One of the major steps will be building the rocket that is “almost as re-usable as a jet engine,” and not letting it heat up too much.
Among other things transported, there will be “amazing tuna from the Mediterranean in the kitchen of Japanese restaurants as fresh as if it’s just been caught, eventually at the same price.” By flying way up in the mesosphere, Korkorich says the Hyperplane will generate “10 times less” sonic boom noise.
Destinus has opened four offices, in Spain, France, Switzerland, and Germany. “The capital requirements are immense,” the company says, “Kokorich estimates that he will need more than a billion francs before Destinus is profitable. The first financing round of eleven million this spring was completed in one afternoon, and the investors – most of whom knew Kokorich from his previous companies – only needed a few presentation slides.” The company expects another imminent 25-million round to come in just as easily. “It’s a huge bet Kokorich is making,” continues the blog, “with enormous potential and unclear chances of success.”
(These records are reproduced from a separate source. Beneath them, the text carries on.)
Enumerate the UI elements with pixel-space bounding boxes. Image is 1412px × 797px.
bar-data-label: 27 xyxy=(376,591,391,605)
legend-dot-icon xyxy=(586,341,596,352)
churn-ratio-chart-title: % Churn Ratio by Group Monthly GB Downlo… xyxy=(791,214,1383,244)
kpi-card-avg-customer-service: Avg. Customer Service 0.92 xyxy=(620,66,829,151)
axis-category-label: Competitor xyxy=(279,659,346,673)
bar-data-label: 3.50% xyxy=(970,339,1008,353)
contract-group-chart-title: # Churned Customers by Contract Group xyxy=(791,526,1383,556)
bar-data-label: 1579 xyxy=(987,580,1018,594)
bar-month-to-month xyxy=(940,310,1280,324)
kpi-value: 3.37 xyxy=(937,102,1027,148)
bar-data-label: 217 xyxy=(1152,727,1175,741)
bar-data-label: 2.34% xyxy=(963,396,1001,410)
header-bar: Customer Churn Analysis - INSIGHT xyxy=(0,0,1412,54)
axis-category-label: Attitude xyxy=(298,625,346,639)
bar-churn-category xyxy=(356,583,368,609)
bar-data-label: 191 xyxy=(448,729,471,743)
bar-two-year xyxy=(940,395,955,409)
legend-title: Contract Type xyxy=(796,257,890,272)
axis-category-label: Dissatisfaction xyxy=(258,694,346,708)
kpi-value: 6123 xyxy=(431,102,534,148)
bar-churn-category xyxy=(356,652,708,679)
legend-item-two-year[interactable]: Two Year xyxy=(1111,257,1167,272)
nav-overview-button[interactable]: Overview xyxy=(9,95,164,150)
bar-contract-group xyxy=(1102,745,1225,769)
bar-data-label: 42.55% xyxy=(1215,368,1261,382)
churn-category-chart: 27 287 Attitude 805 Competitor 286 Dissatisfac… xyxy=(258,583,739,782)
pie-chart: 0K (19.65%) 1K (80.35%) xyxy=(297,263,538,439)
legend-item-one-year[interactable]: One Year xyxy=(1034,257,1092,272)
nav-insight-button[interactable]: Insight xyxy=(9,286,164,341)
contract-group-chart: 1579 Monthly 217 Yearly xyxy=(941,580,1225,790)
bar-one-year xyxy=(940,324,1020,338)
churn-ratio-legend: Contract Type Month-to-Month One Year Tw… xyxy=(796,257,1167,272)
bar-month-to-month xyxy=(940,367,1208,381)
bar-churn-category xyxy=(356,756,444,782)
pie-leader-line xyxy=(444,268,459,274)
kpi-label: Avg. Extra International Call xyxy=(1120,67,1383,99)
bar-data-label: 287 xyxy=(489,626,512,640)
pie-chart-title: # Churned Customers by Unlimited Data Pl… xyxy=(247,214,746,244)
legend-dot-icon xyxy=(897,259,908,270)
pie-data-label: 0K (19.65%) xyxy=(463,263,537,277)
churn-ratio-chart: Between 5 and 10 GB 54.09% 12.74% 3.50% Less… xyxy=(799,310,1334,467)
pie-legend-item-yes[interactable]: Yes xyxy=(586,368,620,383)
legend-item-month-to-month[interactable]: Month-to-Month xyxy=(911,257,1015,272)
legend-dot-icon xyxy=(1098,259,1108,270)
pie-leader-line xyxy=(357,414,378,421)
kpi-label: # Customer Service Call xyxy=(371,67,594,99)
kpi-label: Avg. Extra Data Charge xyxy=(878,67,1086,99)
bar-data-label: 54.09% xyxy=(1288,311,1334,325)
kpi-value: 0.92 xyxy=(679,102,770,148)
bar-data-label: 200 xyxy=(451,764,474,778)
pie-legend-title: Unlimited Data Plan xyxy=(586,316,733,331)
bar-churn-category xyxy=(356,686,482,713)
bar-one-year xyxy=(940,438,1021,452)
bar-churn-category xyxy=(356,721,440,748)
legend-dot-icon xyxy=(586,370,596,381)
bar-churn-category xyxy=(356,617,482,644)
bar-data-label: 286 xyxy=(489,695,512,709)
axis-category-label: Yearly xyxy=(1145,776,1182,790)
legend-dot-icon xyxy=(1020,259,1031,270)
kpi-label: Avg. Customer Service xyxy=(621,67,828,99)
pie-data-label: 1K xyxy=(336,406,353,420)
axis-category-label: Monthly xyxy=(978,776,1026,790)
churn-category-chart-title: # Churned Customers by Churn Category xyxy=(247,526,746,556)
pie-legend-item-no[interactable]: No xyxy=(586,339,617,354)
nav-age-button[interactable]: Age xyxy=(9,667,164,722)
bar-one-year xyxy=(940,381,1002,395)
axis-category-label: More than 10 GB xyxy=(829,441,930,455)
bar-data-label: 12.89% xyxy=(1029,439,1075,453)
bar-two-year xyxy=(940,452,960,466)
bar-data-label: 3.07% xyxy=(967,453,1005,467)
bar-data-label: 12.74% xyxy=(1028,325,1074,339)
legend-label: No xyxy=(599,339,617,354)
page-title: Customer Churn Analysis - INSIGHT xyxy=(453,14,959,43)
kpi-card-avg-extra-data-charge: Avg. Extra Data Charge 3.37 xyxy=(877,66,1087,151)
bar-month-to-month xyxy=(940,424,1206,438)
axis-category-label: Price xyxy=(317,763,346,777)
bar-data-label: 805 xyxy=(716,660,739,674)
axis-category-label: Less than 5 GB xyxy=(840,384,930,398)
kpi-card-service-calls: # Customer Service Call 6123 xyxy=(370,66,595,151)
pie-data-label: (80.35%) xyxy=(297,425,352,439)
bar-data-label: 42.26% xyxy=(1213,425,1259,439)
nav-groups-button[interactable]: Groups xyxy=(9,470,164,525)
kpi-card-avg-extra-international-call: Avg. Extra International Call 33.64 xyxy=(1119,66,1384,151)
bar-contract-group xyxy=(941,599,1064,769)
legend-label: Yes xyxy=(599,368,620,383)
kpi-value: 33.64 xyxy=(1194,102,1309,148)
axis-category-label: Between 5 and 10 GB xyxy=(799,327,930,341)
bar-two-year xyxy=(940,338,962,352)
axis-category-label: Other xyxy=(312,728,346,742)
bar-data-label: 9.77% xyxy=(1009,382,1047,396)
The test flight was completed near Munich and it lasted five minutes. It’s focused on “how the hypersonic aero shape would operate at low speeds during the critical phases of take-off and landing.” Thus, the Jungfrau, “about the size of a car,” was kept below 150 km/h (93 mph) and under 20 m (66 ft). “The next one will be ready in early 2022,” says Destinus, “and it will be the size of a bus.”
“I can only say this,” said Matt Thomas of CFD Research Corporation, who has spent more than 30 years researching, developing, and building air turbo rockets, and worked on designs for both AMCOM and CFD. “I obviously don’t follow the literature day today, but many different people have looked at derivatives that could be considered related to the air turbo rocket. The English have done some things, the Russians have done a few things. I’ve never seen it hit pay dirt, where you’re seeing them flying on a day-to-day mission.”
However, there are some limitations related to practicality. In addition, his reputation has been quite controversial which can pose a problem too.
David Szondy stated in 2017: “The kinetic force of a hypersonic projectile can give it the punch of a small tactical nuclear weapon without an ounce of explosives aboard. Small wonder the US Air Force called its ’80s project to drop tungsten arrows from space ‘rods from God.’”
Only time can tell if this will be a successful project.